Lifestyle

Who Is Going To Protect America The Beautiful? Bad*sses Are

by Christine Organ
Updated: 
Originally Published: 
Shutterstock

Last summer, our family took a vacation to Yosemite National Park. I had been there once, briefly, as a child and it awed me then. But this time, well, words can’t describe it. Photos can’t really describe it either. Being there, surrounded by majestic mountains and hundred-years-old sequoias that a car can literally fit inside isn’t something you can describe, it’s something you have to see with your own eyes, something you have to feel, and I was thrilled to share this experience with my children.

One of the amazing things about our country is that this kind of natural beauty is all around us, from Maine to Oregon, from California to North Carolina and everywhere in between. There’s a reason “America the Beautiful” was written and is still so popular: It’s true. America really is beautiful.

That beauty — or at least a lot of it — is protected and cared for by the National Park Service (NPS), which is entrusted by the federal government and its citizens to safeguard the more than 417 areas and 84 million acres of national park land across the country.

Not only is the NPS charged with caring for, preserving, and protecting our national park land, it also makes the parks accessible and enjoyable to all Americans. For instance, through its Every Kid in a Park program, the NPS offers free access to hundreds of parks, lands, and waters for every fourth-grader and their family for an entire year. The NPS also seeks new ways to protect the land, its cultural resources, and respond to the effects of climate change. On January 6, shortly before the new president took office, the NPS released its Cultural Resources Climate Change Strategy, which is described as “a landmark statement for the NPS and its historic preservation and climate change partners about how to anticipate, plan for, and respond to the effects of climate change on cultural resources.”

The NPS, as the protector of our national parks and our nation’s land, takes science, facts, and data quite seriously — and prides itself on the public’s role in the protection of our nation’s most beloved lands. Unfortunately, the new administration doesn’t seem to agree. On Tuesday, Trump signed an executive order to revive the Keystone XL and Dakota Access pipelines — Dakota Access would be a 1,172-mile pipeline allowing access to an estimated 7.4 billion barrels of oil while threatening the ecosystem around the Missouri River and the water supply of the Standing Rock Sioux tribe and destroying some of the tribe’s sacred burial sites and cultural artifacts.

Then Trump issued a gag order on the Environmental Protection Agency — the federal agency responsible for protecting human health and the environment — freezing all EPA grants to states and local communities until further notice and banning staffers from issuing any press releases, publishing blog posts, and using social media. And as if that weren’t enough of a punch to the gut of Mother Earth, he also issued an order barring the National Park Service from posting on social media after the agency published tweets pointing out the small crowd present at the inauguration.

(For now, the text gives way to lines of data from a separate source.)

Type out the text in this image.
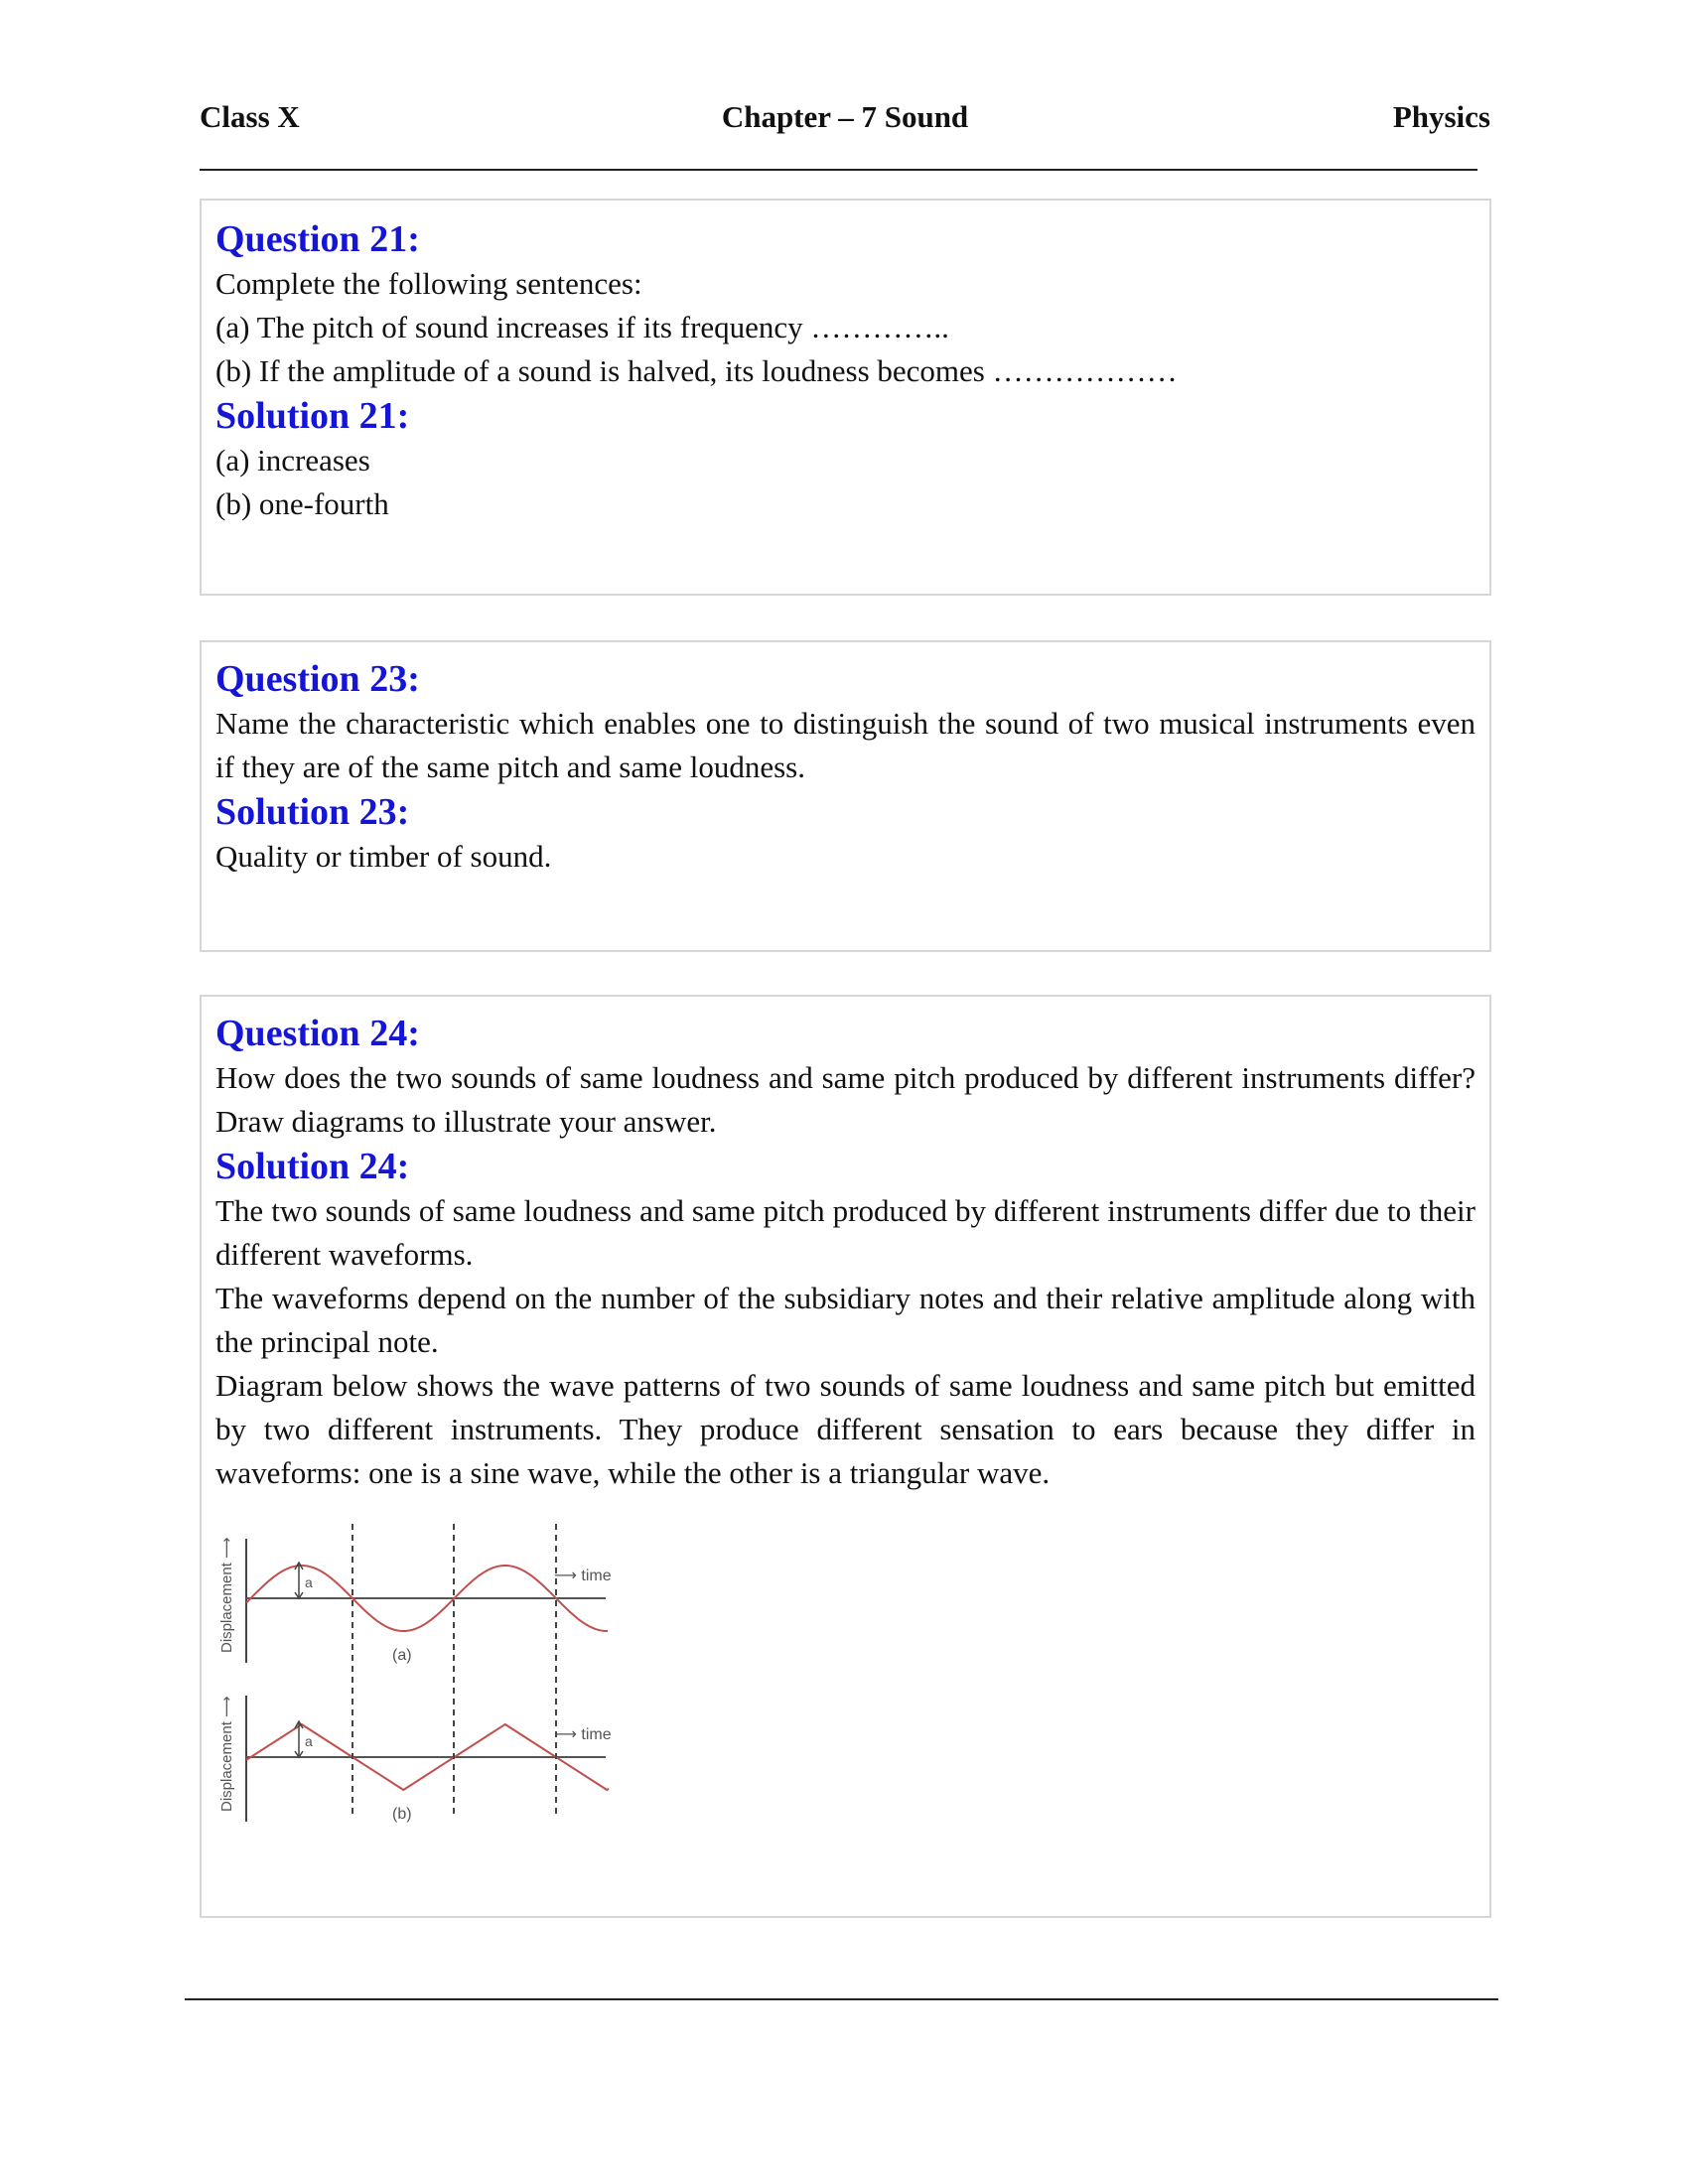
Chapter – 7 Sound
Class X	Physics
Question 21:

Complete the following sentences:

(a) The pitch of sound increases if its frequency …………..

(b) If the amplitude of a sound is halved, its loudness becomes ………………

Solution 21:

(a) increases

(b) one-fourth

Question 23:

Name the characteristic which enables one to distinguish the sound of two musical instruments even if they are of the same pitch and same loudness.

Solution 23:

Quality or timber of sound.

Question 24:

How does the two sounds of same loudness and same pitch produced by different instruments differ? Draw diagrams to illustrate your answer.

Solution 24:

The two sounds of same loudness and same pitch produced by different instruments differ due to their different waveforms.

The waveforms depend on the number of the subsidiary notes and their relative amplitude along with the principal note.

Diagram below shows the wave patterns of two sounds of same loudness and same pitch but emitted by two different instruments. They produce different sensation to ears because they differ in waveforms: one is a sine wave, while the other is a triangular wave.

Displacement ⟶	a	⟶ time
(a)
Displacement ⟶	a	⟶ time
(b)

Well, fortunately, the Badlands Park Service takes its role as protector of the environment seriously and decided to give Trump the middle finger, tweeting a bunch of accurate (factual) climate change data.

And then, just like that, the tweets were gone.

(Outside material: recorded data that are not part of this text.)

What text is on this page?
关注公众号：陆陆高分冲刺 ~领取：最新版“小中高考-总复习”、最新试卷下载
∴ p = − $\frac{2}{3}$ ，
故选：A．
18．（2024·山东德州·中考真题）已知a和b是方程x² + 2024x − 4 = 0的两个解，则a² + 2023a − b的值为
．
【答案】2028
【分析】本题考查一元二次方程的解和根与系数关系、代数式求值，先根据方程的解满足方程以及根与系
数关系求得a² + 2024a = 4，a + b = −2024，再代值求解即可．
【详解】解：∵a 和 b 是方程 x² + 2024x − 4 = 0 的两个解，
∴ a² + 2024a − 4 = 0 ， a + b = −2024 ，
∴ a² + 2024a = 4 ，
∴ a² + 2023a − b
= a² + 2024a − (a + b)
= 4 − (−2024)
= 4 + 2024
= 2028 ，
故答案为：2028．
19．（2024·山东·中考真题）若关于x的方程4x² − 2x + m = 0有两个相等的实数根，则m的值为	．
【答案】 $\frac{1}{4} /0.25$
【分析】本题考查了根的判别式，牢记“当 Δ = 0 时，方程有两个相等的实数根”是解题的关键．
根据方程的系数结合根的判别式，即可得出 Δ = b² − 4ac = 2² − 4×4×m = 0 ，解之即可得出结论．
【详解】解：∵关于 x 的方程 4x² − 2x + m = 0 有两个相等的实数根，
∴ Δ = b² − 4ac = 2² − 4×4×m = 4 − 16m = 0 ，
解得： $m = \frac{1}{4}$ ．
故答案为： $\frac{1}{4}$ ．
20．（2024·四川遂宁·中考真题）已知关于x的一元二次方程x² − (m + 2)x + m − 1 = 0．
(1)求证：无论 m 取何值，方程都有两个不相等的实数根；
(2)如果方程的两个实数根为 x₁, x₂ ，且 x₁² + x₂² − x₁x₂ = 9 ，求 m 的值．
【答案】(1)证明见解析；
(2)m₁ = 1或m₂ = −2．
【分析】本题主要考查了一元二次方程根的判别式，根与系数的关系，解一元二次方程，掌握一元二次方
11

Sounds like some crazy fucked up shit out of a post-apocalyptic novel, right? Well, that’s just par for the course these days.

While it isn’t uncommon for a new administration to quickly take control of federal agencies’ public relations tools, according to the Washington Post, the “sweeping nature” of the Trump Administration’s actions — not to mention the exacting retributions taken when an agency doesn’t toe the line — are unusual to say the least. Combine that with the fact that the new Administration has a fetish for “alternative facts” (i.e., lies) and its refusal to believe cold, hard scientific data that climate change is real (yes, I’m yelling), and you’ve got nightmare fuel for years.

These are desperate times for those of us who care about things like science, facts, and our Earth. And desperate times don’t just call for desperate measures; they call for risks, courage, and some resistance. Fortunately, there are people stepping up to the plate with their badass selves so that we don’t all go down into a heap of flames, taking our planet with us. After the Badlands tweets were deleted, the Golden Gate National Park Service tweeted out factual information about climate change as well. Badass. A political action committee has been formed to support scientists in running for office. Badass. A group of unidentified National Park Service employees have created an unofficial Twitter account at @AltNatParkSer to disseminate information, beginning with the now-deleted climate change tweets from the Badlands National Park. Badass. And even before the new administration took office, some scientists engaged in a “guerrilla archiving” event, where experts copied irreplaceable public data about climate change and compiled an online site to house scientific information. Total badasses.

Look, reasonable people can disagree about the ins and outs of things like economics and policies, but facts are facts. Science is real, and climate change affects us all. It’s about time for us all to get a little badass, because Mother Nature doesn’t care if you’re Republican or Democrat.